Bill's temper was usually under control, but when it did flare it was horrendous.
This was one of the times. In a surge of what he considered to be justifiable anger
at the tone of the cablegram, he fired an answer right back, telling the chancellor
what he could do with the position--in as explicit terms as could be sent by cable.
However, he knew that it was not actually the chancellor who had engineered the
denial of his request but another administrator who saw this as an opportunity to
be rid of someone who had never danced like a puppet to his tune.
Bill had been through some bad experiences at KU and did
not really want to go back. In later years he insisted that he had no regrets about
blowing-up his job there. Nevertheless, when he came home in the spring of 1946,
he found that it was not easy to get work, although he looked in many directions.
Younger men were being discharged from military service and taking almost all of
the available jobs. Also, women had entered the work force in droves during the
war, and many of them did not want to leave it now. Bill had an offer to teach at
the University of Zurich in Switzerland, but he would not be able to take his family
with him, at least not right away. He did not choose to take a chance on how long
he would have to be away from them. They settled in Topeka, and the money they had
saved from Bill's service pay did not last long.
In Topeka, Bill worked for a few months in a government
office. He did not tell his children much about this, but we suspect that his duties
were little more than answering the telephone and relaying messages between the
State government and Washington. At home, Vera helped with living expenses by taking
every private piano pupil she could get.
Sometime during the first half of 1947, Bill went to work
as a traveling salesman for the Enterprise Wholesale Company in Kansas City, a distributor
of household appliances. His territory was northwestern Missouri and northeastern
Kansas, where he called on dealers regularly to demonstrate appliances to their
customers and take orders. (His best seller was a spin-dry washing machine.) He
could still keep his home in Topeka and be there most weekends. Vera told us that
when Fridays came around he would head for home, even though he sometimes had to
drive great distances to get there. She did not demand this; the compulsion was
Bill's. Most of his dealers were in small towns, and the hotel accommodations were
undoubtedly bleak. The main reason, however, that he hated this job was that he
did not like to be away from his home and away from Vera as much as it required.
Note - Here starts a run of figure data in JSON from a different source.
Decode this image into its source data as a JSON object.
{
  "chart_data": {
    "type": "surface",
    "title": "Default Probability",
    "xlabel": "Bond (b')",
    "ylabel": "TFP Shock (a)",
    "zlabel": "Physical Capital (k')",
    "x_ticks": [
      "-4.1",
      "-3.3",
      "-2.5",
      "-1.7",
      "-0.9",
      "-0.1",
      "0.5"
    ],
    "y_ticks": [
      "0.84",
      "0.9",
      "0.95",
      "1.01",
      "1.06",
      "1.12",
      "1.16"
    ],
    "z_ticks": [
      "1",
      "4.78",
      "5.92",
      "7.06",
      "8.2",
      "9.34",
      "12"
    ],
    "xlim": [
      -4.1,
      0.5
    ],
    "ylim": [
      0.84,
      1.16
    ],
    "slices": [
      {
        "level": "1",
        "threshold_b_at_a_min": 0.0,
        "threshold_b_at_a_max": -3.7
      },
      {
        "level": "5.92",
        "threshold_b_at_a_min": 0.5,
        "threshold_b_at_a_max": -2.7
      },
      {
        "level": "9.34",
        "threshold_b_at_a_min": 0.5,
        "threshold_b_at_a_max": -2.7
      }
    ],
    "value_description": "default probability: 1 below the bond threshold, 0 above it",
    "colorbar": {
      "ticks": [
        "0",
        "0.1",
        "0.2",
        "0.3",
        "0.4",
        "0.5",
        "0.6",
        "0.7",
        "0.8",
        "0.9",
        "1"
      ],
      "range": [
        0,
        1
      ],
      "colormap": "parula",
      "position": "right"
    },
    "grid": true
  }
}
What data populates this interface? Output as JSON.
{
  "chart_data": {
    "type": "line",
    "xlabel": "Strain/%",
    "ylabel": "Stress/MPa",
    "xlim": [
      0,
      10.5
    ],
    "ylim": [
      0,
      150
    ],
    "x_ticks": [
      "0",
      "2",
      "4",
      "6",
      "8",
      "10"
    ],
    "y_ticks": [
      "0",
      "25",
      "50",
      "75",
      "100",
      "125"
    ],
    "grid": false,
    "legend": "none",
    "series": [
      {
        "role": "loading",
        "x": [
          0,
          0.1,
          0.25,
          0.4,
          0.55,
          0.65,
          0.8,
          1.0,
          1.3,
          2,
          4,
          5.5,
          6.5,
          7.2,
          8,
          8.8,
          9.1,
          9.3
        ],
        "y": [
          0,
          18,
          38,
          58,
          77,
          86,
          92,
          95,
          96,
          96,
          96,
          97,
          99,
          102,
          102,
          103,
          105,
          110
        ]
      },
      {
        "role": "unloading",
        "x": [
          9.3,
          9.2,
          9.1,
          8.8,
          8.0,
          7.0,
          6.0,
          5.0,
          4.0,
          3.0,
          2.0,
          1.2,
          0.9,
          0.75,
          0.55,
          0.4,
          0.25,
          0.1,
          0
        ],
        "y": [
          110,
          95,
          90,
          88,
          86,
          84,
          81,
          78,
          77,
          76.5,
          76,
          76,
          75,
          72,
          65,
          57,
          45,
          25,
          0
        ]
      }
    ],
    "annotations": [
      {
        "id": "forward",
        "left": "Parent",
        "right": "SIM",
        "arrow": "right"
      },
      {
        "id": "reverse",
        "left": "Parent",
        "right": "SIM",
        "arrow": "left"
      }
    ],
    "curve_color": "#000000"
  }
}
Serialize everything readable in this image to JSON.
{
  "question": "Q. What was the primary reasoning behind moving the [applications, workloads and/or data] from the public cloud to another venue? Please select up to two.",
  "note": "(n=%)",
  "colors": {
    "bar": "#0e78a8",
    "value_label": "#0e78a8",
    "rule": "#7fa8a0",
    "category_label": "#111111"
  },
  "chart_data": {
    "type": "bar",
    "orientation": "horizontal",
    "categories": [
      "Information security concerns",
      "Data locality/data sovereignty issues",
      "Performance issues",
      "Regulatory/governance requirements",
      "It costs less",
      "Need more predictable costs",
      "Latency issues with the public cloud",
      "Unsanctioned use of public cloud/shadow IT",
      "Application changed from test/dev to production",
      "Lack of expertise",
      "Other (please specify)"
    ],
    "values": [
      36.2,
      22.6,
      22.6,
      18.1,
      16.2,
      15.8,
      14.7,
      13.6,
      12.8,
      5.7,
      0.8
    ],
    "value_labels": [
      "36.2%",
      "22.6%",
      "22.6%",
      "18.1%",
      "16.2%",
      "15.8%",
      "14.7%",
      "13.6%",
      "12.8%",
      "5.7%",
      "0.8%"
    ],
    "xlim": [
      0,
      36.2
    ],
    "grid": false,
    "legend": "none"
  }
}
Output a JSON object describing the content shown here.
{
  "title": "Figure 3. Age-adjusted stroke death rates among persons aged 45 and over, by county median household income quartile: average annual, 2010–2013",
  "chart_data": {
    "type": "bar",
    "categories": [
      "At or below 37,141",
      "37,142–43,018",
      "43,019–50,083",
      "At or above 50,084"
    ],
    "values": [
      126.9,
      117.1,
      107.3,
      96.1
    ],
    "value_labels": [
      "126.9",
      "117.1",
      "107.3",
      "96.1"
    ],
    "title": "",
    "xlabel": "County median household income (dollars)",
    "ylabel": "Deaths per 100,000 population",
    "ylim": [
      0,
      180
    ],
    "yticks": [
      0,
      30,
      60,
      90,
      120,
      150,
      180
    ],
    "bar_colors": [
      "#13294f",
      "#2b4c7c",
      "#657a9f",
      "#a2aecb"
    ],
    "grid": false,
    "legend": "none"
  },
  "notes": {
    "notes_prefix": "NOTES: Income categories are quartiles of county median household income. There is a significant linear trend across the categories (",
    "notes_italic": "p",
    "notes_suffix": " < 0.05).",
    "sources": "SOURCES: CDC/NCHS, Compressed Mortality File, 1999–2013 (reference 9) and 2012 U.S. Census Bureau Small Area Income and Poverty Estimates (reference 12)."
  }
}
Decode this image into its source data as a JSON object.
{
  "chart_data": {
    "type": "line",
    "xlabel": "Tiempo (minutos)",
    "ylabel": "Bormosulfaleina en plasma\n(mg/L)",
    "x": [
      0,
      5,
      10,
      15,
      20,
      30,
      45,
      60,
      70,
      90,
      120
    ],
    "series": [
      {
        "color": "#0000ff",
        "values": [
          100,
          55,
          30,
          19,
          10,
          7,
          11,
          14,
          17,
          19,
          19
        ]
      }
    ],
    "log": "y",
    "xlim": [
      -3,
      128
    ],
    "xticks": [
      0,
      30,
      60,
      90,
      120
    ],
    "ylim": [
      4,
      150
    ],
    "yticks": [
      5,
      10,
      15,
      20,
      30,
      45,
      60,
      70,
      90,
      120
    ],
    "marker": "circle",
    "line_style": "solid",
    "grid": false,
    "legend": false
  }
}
Yet, it was a living, and he stuck with it for several years.
In 1951 he was invited to join the Town and Country Real Estate
Company as a salesman. This allowed him to be at home more, but he did not do as
well financially as he had expected. He was worried, but it was not his nature to
be despondent. On the plus side, he made many lasting and loyal friends during this
period. Bill's and Vera's daughter Shirley lived with them in
Topeka during the school year of 1951-1952 and commuted to KU for graduate courses.
In retrospect, she writes as follows:
"Dad was selling real estate during the winter of 1951-1952.
Because of that, I was asked to sing at the state real estate convention. I made
a parody on Rosemary Clooney's song "Come On A My House." It went "Come On A Buy-A
House." I remember how easy it was to sing with Dad smiling in the audience."